For many years, the former Columbia Gorge Aluminum smelter was a pillar of the local economy in Klickitat County, providing hundreds of family-wage jobs. It was common to have multiple generations of the same family working side-by-side at the smelter.
As with many of Washington’s aluminum smelters along the Columbia River, economic changes and increases in electric power rates in the early 2000s led to closure of the facility.
Three decades of heavy industrial activities left behind soil and groundwater contamination at the site. Addressing the risk posed by the site’s industrial legacy is a priority for Ecology.
Currently, we are working with landowner, NSC Smelter, LLC, and past smelter operator, Lockheed Martin Corporation, to investigate and clean up the wastes and contamination remaining there.
We are close to completing a Remedial Investigation, a study that measures the types of contamination across the site. Once we know the extent of contamination, our next step will be to conduct a Feasibility Study, which examines alternatives for cleaning it up.
When these studies are complete, we will ask for input on the findings and potential options for cleanup. We will consider tribal and public feedback when developing a cleanup plan for the entire site.
New cleanup plan targets proposed hydropower site
Even as our investigation and cleanup planning moves forward, the former smelter site is getting a closer look by developers who see potential to make use of its location, setting, and existing infrastructure.
The Goldendale Energy Storage Project is one such proposal
Free Flow Power Project 101, LLC proposes to construct a hydropower project adjacent to the Columbia River to take advantage of the site’s topography and proximity to the electric grid at nearby John Day Dam.

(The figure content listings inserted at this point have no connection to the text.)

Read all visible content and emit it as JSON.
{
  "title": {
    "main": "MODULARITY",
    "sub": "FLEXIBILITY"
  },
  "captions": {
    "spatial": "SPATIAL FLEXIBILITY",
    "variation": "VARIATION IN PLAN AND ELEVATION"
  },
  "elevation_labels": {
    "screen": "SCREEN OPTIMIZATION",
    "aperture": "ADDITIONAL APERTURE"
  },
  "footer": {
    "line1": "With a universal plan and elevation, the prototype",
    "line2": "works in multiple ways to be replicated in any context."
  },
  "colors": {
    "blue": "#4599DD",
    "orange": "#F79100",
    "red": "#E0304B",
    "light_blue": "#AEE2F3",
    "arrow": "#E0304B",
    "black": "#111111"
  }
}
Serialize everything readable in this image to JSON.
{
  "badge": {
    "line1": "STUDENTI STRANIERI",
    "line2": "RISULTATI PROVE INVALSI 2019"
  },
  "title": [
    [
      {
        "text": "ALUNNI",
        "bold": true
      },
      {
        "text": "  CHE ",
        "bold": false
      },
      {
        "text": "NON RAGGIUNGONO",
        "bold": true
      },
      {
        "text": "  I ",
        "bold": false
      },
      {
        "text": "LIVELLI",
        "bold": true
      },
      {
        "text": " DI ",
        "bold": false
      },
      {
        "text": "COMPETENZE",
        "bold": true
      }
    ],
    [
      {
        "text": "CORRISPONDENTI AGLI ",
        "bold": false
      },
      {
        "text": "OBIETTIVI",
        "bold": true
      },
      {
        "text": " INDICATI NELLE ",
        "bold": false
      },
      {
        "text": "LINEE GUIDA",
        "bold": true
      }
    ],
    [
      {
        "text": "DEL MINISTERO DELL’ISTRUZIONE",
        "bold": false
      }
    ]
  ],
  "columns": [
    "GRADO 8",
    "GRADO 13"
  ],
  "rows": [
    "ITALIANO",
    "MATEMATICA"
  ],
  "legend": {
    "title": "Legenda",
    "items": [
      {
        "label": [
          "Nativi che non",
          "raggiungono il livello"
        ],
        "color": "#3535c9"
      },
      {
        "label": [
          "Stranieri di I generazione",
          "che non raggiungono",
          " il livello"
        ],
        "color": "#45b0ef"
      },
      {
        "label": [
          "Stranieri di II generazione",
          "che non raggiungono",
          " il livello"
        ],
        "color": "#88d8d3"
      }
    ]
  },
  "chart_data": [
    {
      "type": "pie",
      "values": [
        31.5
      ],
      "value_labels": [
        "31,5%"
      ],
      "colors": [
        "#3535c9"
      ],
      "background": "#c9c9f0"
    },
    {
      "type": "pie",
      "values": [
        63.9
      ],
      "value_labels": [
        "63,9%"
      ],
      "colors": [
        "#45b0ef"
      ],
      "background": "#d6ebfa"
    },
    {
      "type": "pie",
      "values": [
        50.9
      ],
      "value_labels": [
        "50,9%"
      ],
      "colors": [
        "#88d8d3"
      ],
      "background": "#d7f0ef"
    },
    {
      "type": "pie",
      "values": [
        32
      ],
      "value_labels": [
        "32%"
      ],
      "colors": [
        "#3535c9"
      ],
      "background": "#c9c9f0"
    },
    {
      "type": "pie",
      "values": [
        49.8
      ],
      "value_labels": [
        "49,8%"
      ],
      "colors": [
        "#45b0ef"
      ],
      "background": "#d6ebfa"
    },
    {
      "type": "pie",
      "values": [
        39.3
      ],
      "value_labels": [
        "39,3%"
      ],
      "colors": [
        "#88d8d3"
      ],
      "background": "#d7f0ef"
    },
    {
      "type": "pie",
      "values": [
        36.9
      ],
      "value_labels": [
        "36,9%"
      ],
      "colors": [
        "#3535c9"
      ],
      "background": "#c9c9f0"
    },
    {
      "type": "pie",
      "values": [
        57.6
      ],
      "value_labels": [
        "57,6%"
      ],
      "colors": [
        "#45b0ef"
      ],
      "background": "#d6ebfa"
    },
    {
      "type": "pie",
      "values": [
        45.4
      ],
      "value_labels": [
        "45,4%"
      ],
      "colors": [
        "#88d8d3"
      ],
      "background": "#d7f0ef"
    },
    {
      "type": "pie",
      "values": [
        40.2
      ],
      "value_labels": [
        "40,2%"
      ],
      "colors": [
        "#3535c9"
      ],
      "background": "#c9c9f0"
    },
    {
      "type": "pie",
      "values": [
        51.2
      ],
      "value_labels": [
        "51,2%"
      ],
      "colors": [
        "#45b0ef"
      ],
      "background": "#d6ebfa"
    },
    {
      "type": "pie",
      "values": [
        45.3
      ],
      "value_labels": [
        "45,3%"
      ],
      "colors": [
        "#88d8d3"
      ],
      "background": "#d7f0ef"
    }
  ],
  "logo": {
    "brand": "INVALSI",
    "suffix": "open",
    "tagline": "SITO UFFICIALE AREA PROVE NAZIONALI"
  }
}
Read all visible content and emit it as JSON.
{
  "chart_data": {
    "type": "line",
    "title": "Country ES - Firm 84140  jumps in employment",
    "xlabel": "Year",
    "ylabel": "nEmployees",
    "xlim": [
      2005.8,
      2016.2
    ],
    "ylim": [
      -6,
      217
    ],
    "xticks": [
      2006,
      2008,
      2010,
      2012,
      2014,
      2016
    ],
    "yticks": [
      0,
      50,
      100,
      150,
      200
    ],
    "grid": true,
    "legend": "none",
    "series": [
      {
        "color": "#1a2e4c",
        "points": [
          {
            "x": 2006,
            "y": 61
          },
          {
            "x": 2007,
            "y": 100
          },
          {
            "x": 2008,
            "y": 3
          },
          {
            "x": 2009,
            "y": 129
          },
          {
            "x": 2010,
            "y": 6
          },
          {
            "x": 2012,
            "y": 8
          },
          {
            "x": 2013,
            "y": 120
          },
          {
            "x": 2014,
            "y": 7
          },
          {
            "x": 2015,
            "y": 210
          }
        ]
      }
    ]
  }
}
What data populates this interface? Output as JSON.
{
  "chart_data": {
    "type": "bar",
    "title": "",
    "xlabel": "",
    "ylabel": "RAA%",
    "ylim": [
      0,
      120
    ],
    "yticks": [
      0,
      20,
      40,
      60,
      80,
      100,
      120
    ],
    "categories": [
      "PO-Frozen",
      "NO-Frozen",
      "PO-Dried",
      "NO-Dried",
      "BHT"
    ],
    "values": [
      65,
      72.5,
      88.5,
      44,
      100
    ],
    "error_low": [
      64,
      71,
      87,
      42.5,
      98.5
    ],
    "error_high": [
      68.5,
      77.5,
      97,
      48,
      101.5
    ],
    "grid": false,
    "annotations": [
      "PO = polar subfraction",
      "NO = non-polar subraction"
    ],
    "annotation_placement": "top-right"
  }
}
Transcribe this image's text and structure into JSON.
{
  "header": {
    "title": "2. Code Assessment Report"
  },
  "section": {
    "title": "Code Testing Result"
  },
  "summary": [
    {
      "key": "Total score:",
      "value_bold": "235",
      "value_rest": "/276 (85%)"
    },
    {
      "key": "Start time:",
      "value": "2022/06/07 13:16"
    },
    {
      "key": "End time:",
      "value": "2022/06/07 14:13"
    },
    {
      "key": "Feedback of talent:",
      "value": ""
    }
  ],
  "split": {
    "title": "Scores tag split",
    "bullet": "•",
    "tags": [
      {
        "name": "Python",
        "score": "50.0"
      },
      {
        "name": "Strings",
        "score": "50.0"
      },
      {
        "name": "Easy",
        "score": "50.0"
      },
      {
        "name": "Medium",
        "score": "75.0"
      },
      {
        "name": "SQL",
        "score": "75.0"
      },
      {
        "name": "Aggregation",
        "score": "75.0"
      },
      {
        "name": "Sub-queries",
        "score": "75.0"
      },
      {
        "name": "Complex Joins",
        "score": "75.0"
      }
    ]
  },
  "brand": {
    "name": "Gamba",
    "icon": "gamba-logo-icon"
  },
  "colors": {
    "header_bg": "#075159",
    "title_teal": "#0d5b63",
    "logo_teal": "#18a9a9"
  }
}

The project would consist of two reservoirs at different elevations connected by a tunnel equipped with a reversible turbine.
The project would store energy by pumping water uphill during times of excess production from renewable energy sources (such as solar and wind), and then generate electricity by letting the water flow back downhill through the turbine during periods of peak demand for electricity.
The location for the proposed lower reservoir is in an area where smelter waste was historically disposed, at the west end of the aluminum plant. Our Industrial Program is working with the applicant to develop a cleanup plan for this portion of the site and coordinate it with the site-wide cleanup planning. This cleanup would occur before reservoir construction can begin.
Public involvement for cleanup at Goldendale Energy Storage site
We recently developed a Public Participation Plan specifically for cleanup at the proposed Goldendale Stored Energy site. It provides information on how we will engage with Tribes and the public as cleanup progresses for that part of the project’s proposed footprint.
We will ask for input before making any final decisions on the cleanup plan for the proposed Goldendale Stored Energy project site.
State environmental review underway
Currently, we're also preparing an Environmental Impact Statement (EIS) for the overall Goldendale Energy Storage Project. The EIS examines the possible significant and adverse impacts resulting from construction and operation of the proposed hydropower project. The Draft EIS will be available for public review and comment in early June. You can learn more about the EIS on our Goldendale Energy Storage project page.
To build the proposed energy project, the applicant will also need to get other state and federal permits and approvals beyond just cleaning up the site. The project must secure permits from the Federal Energy Regulatory Commission and others before proceeding.
Redevelopment potential site wide
Beyond the proposed energy project, the owner of the former smelter site is continuing to market the rest of the property for other projects, and it is likely that other redevelopment proposals will emerge.
We remain committed to working with the owner, applicants, and the public to put this site back to productive economic use.
An important first step is to ensure that any future development addresses risks to people and the environment posed by legacy contamination at the site. It is also important for us to ensure cleanup activities for specific redevelopment projects are coordinated with cleanup planning across the site.
We are confident that with careful planning and consideration of public input this property may once again play a key role in the economic vitality of Klickitat County for generations to come.